Uma Perspectiva Evolutiva para o Transtorno de Personalidade Borderline

O Transtorno de Personalidade Borderline (TPB) é uma condição psiquiátrica que se destaca por desregulação emocional, impulsividade, comportamentos de risco, instabilidade em relacionamentos e medo de abandono. Apesar de alguns sintomas, como a automutilação e a impulsividade, poderem diminuir com o tempo, as dificuldades interpessoais e a instabilidade emocional frequentemente persistem. Uma questão intrigante e ainda não resolvida é a coexistência de sintomas depressivos e comportamentos de risco, visto que a depressão geralmente está associada à aversão a riscos, enquanto o TPB é caracterizado por tendências a assumir riscos.

A Teoria da História de Vida (LHT) da ecologia comportamental oferece uma estrutura evolutiva para entender o TPB. Segundo essa teoria, o TPB pode ser visto como um extremo patológico ou uma distorção de uma “estratégia” comportamental que busca a exploração imediata de recursos, tanto interpessoais quanto materiais. Essa estratégia é moldada por experiências precoces, como trauma ou negligência emocional, que levam o indivíduo a prever que a disponibilidade futura de recursos é imprevisível.

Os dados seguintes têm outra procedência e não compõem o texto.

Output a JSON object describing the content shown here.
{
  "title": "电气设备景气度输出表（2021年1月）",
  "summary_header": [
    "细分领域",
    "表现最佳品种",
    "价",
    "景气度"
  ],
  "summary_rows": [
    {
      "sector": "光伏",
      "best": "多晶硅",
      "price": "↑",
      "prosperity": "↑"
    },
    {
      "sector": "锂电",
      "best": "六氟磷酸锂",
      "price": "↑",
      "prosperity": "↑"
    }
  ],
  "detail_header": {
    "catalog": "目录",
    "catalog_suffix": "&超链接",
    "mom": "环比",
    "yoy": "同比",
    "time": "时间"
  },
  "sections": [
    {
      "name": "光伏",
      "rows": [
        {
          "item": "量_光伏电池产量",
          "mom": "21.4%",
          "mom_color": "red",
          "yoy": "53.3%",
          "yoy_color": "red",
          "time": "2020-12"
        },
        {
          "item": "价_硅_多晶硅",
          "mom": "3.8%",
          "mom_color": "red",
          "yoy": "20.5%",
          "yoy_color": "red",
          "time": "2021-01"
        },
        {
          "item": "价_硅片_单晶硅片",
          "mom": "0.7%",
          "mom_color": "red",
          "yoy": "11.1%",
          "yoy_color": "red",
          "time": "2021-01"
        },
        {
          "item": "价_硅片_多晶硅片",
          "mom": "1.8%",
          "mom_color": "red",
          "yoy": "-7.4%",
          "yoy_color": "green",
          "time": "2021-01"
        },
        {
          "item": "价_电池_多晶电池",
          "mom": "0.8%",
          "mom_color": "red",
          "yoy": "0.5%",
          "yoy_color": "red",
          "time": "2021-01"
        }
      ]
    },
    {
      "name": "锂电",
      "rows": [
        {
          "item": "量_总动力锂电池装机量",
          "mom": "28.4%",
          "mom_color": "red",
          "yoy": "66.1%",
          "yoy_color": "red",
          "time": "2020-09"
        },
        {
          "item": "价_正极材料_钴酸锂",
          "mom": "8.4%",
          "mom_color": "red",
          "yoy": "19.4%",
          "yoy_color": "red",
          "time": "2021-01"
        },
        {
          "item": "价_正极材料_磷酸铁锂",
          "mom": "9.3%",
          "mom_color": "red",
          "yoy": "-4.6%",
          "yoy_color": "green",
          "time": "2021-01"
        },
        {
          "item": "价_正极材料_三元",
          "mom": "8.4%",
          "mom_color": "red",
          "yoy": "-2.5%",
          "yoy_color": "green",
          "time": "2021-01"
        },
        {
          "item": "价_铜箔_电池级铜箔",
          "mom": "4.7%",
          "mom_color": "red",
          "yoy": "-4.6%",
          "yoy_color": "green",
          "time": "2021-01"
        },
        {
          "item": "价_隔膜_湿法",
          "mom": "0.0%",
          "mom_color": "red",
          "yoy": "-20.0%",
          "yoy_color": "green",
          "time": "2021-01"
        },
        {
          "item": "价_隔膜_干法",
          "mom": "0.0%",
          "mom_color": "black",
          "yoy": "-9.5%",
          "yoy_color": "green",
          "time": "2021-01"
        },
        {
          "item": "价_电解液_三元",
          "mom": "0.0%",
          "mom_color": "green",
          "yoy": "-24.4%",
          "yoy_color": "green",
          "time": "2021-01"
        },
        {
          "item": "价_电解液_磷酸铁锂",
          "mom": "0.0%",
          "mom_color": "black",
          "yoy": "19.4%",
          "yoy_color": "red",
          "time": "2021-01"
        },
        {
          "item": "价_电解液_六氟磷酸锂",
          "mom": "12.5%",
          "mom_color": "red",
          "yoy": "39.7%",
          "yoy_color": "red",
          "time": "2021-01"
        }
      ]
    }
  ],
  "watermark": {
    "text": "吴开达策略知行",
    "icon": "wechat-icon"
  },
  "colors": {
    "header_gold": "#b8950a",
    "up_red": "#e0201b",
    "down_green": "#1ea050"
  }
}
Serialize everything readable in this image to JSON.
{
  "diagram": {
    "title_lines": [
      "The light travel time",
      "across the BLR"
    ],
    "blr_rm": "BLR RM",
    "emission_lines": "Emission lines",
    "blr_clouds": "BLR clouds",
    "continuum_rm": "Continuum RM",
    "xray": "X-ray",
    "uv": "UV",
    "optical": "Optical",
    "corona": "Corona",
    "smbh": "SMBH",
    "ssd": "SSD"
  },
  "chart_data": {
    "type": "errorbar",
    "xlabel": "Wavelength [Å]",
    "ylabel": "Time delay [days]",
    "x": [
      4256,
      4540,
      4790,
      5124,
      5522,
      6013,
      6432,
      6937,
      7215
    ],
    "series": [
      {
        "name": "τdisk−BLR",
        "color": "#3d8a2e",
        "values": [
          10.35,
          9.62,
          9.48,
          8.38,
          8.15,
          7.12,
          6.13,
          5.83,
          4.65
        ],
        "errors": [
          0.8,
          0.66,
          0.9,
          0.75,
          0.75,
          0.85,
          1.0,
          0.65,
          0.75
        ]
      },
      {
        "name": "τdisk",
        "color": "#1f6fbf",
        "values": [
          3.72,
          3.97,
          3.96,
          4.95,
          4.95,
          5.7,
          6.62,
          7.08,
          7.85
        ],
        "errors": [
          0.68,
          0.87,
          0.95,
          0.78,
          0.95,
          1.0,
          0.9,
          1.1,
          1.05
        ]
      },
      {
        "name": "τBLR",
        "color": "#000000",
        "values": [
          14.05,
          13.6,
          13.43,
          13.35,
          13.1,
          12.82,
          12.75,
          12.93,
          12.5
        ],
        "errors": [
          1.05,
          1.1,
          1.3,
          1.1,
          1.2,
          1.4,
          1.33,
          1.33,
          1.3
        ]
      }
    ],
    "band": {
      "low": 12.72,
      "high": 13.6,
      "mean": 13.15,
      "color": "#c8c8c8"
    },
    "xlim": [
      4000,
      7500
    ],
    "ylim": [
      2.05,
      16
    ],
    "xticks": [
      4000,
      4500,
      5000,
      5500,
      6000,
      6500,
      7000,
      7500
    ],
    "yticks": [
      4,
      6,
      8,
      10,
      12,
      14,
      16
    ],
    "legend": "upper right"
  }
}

A hipótese de que o TPB se alinha a uma “estratégia de vida rápida” é consistente com diversos traços do transtorno. Indivíduos com TPB frequentemente apresentam maior impulsividade e desregulação emocional, traços que se encaixam em uma estratégia de vida rápida. Em estudos que utilizaram jogos neuroeconômicos, pacientes com TPB transferiram menos dinheiro a outros jogadores, demonstrando uma falta de confiança e comportamento oportunista, características típicas de uma estratégia de vida rápida, em contraste com indivíduos com depressão ou controles saudáveis.

Além disso, comportamentos sexuais de risco, como a iniciação sexual precoce e um maior número de parceiros, são mais comuns em mulheres com TPB do que em mulheres sem o transtorno, o que também se alinha com uma estratégia de vida rápida. Em termos de parentalidade, mães com TPB tendem a ter comportamentos críticos e intrusivos, e muitas vezes se deparam com a necessidade de entregar seus filhos aos cuidados de terceiros, o que é um comportamento consistente com o baixo investimento parental previsto pela LHT.

Uma perspectiva de ecologia comportamental pode ter implicações profundas para a psiquiatria. A visão tradicional de “déficit” que sugere lesões cerebrais no TPB pode ser reconsiderada. As alterações cerebrais observadas no TPB podem, na verdade, ser adaptações complexas ao estresse precoce que servem a propósitos de regulação do estresse em ambientes perigosos, mas que se tornam disfuncionais em ambientes mais seguros. Essa visão não argumenta que o TPB seja adaptativo, mas sim que os traços sub-limiares podem ter vantagens reprodutivas em circunstâncias específicas, embora à custa do bem-estar mental e físico.